Regardless of the merit of the arguments on both sides, one thing is for certain – the term “peer-to-peer” is no longer an accurate tagline for the industry.   Rather, the peer lender is now the faceless institution with little motivation other than monetary return on investment.  And what does this shift mean for the individual investor?  Many argue that it means only the lowest quality loans will be allocated to the individual after institutions commence their feeding frenzy.

Looking beyond the growing disadvantage for the retail investor, let us focus on the type of debt available to investors on LC and Prosper. It is consumer debt. Majority of borrowers are refinancing their debt. The same holds true for SoFi, a company focusing on refinancing student debt.

Overall, this has a feel of balance transfer into amortizing loans. Money is exchanging hands here; from investors to borrowers, to back to the banks who issued credit card to the borrower. By contrast, most of the real estate debt platforms and the business lending platforms are lending for improvement of business, or house flipping etc. You can consider a stronger “value” creation in the economy as a mission underlying these non-consumer loans.

Seeking Alpha/or Lack thereof:

Flood of institutional money into major consumer debt platforms has created competition on the retail investor side which then leads to lower returns/alpha. Alpha in the sense that investors would want to minimize their risk and maximize returns in the form of buying/investing in A grade loans that perform and have returns that of B grade, or buying a B-grade loan with risk of a “B” but performance of a C grade loan. This appears to have been largely negated and we will address the returns year or year in another post with real data.

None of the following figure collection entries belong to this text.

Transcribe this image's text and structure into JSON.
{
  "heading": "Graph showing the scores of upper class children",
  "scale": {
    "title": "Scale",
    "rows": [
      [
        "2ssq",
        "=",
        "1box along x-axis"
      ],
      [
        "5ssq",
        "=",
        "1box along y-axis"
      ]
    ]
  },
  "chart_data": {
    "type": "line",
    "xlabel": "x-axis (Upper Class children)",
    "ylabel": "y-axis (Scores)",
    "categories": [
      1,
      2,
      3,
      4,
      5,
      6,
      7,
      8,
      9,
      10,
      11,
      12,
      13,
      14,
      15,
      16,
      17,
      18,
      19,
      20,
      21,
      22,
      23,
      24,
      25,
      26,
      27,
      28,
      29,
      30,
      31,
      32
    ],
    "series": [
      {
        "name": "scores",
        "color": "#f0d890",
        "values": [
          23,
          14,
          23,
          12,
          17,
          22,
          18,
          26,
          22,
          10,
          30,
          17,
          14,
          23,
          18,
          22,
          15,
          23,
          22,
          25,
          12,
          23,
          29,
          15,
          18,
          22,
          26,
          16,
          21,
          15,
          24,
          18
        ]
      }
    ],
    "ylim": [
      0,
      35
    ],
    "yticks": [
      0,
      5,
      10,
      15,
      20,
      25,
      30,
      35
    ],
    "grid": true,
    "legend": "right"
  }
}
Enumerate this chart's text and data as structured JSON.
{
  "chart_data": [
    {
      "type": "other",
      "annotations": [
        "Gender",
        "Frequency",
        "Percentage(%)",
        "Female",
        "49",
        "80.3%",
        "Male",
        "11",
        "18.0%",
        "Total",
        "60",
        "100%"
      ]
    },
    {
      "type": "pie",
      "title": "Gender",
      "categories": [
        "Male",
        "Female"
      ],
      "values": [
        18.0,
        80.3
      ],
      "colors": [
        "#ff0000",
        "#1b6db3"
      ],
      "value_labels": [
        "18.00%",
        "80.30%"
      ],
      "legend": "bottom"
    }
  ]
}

Lending Club Loan Performance

Collection process:

One of the biggest advantage of niche platforms like Reamerge is the collections process. In consumer debt platforms, the only way to collect on default is to pursue the borrower where the borrower ultimately may be unable to pay on the outstanding debt. With secured debt, the investment is backed by property or hard collateral which can be foreclosed or liquidated to recoup the investment. Additionally, there is personal guarantee from borrowers as well as additional guarantors to make up further repayments in an event of a short fall in default.

Take aways:

Marketplaces offering debt will continue to evolve and will have wide array of private debt available. It is important to understand secured vs unsecured debt, its historical performance in the wider economy, and be cognizant of the larger trends as the industry matures to take advantage of opportunities and risk adjusted returns.